Für das Pay-per-Use-Modell bräuchten wir ein ausgeklügeltes System, das festhält, welche Kunstwerke und wie viel die generative KI tatsächlich nutzt. Die Künstler:innen würden entsprechend bezahlt, wobei die beliebtesten viel und die anderen weniger erhalten würden. Natürlich wäre es schwierig, ein System zu entwickeln, das den Überblick darüber behält, wie viel die Basismodelle von den einzelnen Kunstwerken verwenden, aber es ist sicherlich möglich. Wenn nur ein paar Programmier:innen in der Lage waren, den Dienst Have I been Trained? einzurichten, mit dem ihr überprüfen könnt, ob eure Werke von einem der größten Basismodelle genutzt wurden oder nicht, muss es möglich sein, ein System zu schaffen, das auch misst, wie viel eure Werke genutzt wurden. Künstler:innenorganisationen könnten dann gemeinsam mit den Eigentümer:innen der Basismodelle über faire Preise für die Nutzung menschlicher Kunstwerke durch KI verhandeln. Das Steuermodell für generative KI bedeutet, dass eine einfache Steuer auf die Nutzung generativer KI erhoben werden könnte und die so eingenommenen Mittel an Künstler:innen verteilt werden. Natürlich sind viele Formen der generativen KI, wie ChatGPT, jetzt für die Nutzer:innen scheinbar kostenlos, aber es wird ständig viel Geld in die Wartung und Entwicklung der Basismodelle investiert. Diese Investitionen, also das Geld, das für generative KI ausgegeben wird, könnte besteuert werden.

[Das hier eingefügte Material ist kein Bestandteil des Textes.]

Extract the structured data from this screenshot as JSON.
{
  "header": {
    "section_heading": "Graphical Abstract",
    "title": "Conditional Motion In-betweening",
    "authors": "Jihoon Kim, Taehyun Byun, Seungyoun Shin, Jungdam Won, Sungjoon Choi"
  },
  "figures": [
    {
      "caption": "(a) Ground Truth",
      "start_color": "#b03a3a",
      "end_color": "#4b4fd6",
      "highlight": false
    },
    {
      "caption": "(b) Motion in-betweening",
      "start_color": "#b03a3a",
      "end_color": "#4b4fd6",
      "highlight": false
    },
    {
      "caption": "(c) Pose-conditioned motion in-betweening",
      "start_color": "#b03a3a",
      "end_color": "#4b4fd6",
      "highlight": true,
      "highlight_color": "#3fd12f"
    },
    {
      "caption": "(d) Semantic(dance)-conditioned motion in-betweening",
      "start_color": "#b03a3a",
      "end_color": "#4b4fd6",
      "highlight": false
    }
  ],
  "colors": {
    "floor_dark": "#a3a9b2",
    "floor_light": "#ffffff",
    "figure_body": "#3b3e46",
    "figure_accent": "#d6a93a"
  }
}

Was würde der Staat mit den durch die generative KI-Steuer eingenommenen Mitteln tun?

Hier gibt es viele Möglichkeiten. Das Geld könnte einfach gleichmäßig aufgeteilt werden, so dass jede:r professionelle Künstler:in den gleichen Betrag erhält. Oder jede:r Künstler:in würde danach bezahlt, wie oft die generative KI seine/ihre Werke genutzt hat (eine Version des Pay-per-Use-Modells). Oder das Geld könnte in einen Künstler:innen Stipendienfonds fließen. Oder der Staat könnte das Geld erhalten und damit seinen Kulturetat aufstocken. Oder das Geld könnte in das Sozialversicherungssystem für Künstler:innen fließen. Unser Bedürfnis, für die KI-Nutzung unserer Werke bezahlt zu werden, ist nicht nur eine Frage des moralischen Prinzips. Es ist auch eine Frage der Praxis. Es ist bereits üblich, dass Buchverlage für die Gestaltung von Buchumschlägen, anstelle von menschlichen Grafikdesigner:innen, generative KI einsetzen. Damit endet es nicht. Wäre es nicht praktisch für die Musikstreaming-Giganten, wenn sie KI-generierte, maßgeschneiderte Musik für jede:n Nutzer:in anbieten könnten – ohne jeglichen Input von menschlichen Musikmacher:innen? Wäre es nicht praktisch für die Galerist:innen, wenn sie anstelle menschlicher Künstler:innen eine Reihe von KI-generierten „Autor:innen“ in ihrem Stand hätten?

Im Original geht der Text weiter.